Tuesday, May 20, 2014

Deleting locked IPSec SAs from Fortigates

We have had a borked IPSec Phase1 definition in our configuration since the initial configuration. The delete option was grayed out for it, despite the ref count showing 0. I finally had to call Fortinet about it. The engineer I spoke with said that the ref count of 0 doesn't necessarily mean that there aren't any references (what good is the ref count then?). He grabbed a copy of the configuration, and searched for the name of the Phase1. Sure enough, a policy routing entry turned up that we had long forgotten about. After removing this, I was able to delete the Phase1.

Monday, May 19, 2014

Advertising arbitrary routes via OSPF on Fortigate

To be clear, I'm not sure this is the correct way to inject routes into OSPF. That being said, it yields the desired behavior. The situation goes like this...
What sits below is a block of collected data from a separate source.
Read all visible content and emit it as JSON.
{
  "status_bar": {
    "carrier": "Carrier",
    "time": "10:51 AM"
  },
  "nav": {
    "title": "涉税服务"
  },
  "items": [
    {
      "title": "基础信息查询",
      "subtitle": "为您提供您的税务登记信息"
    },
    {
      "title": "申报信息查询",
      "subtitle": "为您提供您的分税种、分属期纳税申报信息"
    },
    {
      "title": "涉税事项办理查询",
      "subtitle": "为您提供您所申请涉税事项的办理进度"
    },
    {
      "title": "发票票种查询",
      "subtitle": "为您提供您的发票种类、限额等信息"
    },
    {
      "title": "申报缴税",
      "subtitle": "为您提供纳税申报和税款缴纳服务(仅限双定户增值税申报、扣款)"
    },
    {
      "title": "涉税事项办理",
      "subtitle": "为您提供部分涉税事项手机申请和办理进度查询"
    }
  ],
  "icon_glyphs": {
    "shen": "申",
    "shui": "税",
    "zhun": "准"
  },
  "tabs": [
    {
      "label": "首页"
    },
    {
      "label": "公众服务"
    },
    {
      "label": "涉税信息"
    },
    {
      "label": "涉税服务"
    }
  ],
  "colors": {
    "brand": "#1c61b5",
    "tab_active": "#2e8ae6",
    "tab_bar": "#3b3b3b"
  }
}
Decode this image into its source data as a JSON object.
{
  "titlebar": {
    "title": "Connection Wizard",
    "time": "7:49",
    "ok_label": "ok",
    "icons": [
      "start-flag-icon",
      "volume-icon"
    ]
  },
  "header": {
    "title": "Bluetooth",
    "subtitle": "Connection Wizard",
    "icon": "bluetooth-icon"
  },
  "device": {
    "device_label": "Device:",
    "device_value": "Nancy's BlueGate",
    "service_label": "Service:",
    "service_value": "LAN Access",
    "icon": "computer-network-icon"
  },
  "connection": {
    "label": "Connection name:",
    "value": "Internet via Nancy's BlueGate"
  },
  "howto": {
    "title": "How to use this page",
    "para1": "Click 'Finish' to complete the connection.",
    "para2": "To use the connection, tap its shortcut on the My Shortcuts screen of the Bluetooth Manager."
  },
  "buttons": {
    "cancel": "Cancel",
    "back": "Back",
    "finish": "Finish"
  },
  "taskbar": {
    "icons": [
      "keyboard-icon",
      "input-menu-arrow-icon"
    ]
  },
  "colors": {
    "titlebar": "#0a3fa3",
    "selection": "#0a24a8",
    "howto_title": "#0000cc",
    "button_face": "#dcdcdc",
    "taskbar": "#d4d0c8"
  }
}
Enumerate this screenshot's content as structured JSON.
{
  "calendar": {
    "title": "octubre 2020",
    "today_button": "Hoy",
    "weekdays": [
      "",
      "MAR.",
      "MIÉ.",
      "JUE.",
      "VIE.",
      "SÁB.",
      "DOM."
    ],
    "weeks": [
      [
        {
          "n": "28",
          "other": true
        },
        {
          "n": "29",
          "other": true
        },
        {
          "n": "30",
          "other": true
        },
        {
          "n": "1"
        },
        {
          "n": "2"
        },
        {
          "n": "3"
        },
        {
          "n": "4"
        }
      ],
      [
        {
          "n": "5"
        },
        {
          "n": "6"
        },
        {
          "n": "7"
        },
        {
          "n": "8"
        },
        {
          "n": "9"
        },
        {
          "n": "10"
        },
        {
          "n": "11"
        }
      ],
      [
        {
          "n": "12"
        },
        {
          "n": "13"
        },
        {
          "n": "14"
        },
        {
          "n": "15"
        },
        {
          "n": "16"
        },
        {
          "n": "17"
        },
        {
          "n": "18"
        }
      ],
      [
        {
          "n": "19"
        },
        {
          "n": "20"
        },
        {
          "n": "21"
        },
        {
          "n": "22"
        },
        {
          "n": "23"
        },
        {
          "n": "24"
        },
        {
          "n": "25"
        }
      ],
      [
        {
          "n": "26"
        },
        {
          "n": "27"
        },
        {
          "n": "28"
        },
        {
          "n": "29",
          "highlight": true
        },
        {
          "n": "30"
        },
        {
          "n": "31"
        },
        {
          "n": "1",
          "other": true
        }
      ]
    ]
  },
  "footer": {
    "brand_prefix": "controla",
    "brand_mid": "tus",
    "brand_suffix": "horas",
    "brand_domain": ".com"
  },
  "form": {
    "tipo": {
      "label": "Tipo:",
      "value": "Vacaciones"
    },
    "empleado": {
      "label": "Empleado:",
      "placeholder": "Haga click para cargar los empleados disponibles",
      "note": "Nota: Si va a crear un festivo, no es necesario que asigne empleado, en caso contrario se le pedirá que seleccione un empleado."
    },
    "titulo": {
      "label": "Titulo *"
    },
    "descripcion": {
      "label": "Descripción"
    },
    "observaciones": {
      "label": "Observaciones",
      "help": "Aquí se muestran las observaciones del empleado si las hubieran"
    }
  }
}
I have addressed all of the interfaces of my Fortigate (FGT) with subnets of network 65.65.65.0/24. Additionally, I have some virtual IPs (VIPs) defined that map addresses from 65.65.64.0/24 to corresponding addresses in 65.65.65.0/24. For example:

65.65.64.1 -> 65.65.65.1

This is not a garden-variety configuration, mapping one public subnet to another. The reasons are complex, involving BGP, portable subnets, multiple data centers. The bottom line, I need the FGT to NAT this traffic.

My initial solution to this problem was static routes. However, this becomes difficult to maintain as the network grows in complexity (we're definitely into that territory). What I want to do is advertise a subnet of 65.65.64.0/24 via OSPF. In the Fortigate, it's not as easy as saying "inject this subnet into OSPF." My solution, create a loopback interface on the FGT, and redistribute the connected subnet into OSPF.
  1. Create a Loopback network interface, with an address in the subnet you want to advertise. It doesn't seem to make a difference what address you use.
        edit "port-loopback"
            set vdom "root"
            set ip 65.65.64.1 255.255.255.192
            set type loopback
            set description "Loopback interface used to provide route for portable addresses."
            set snmp-index 28
        next

  2. Create a prefix-list entry that identifies the loopback subnet.
        edit "connected-to-ospf-v4"
            set comments "Define connected routes to export to OSPF"
                config rule
                    edit 10
                        set prefix 65.65.64.0 255.255.255.192
                        unset ge
                        unset le
                    next

  3. Create a route-map that uses the prefix list.
        edit "rm-connected-to-ospf"
            set comments "Defines IPv4 connected routes to redistribute to OSPF"
                config rule
                    edit 10
                        set match-ip-address "connected-to-ospf-v4"
                    next
                end
        next

  4. Configure OSPF to redistribute connected networks.
            config redistribute "connected"
                set status enable
                set routemap "rm-connected-to-ospf"
            end

Tuesday, May 6, 2014

Fortigate VIPs ate my packets.

We traded our Cisco ASAs for Fortinet Fortigates (FGT). So far, the trade-off seems to be a pretty, useable interface, for the rock solid (albeit annoying) functionality of the Cisco. One major issue (for us) that came up during our rollout was related to Virtual IPs (VIPs), essentially Fortinet parlance for destination NAT.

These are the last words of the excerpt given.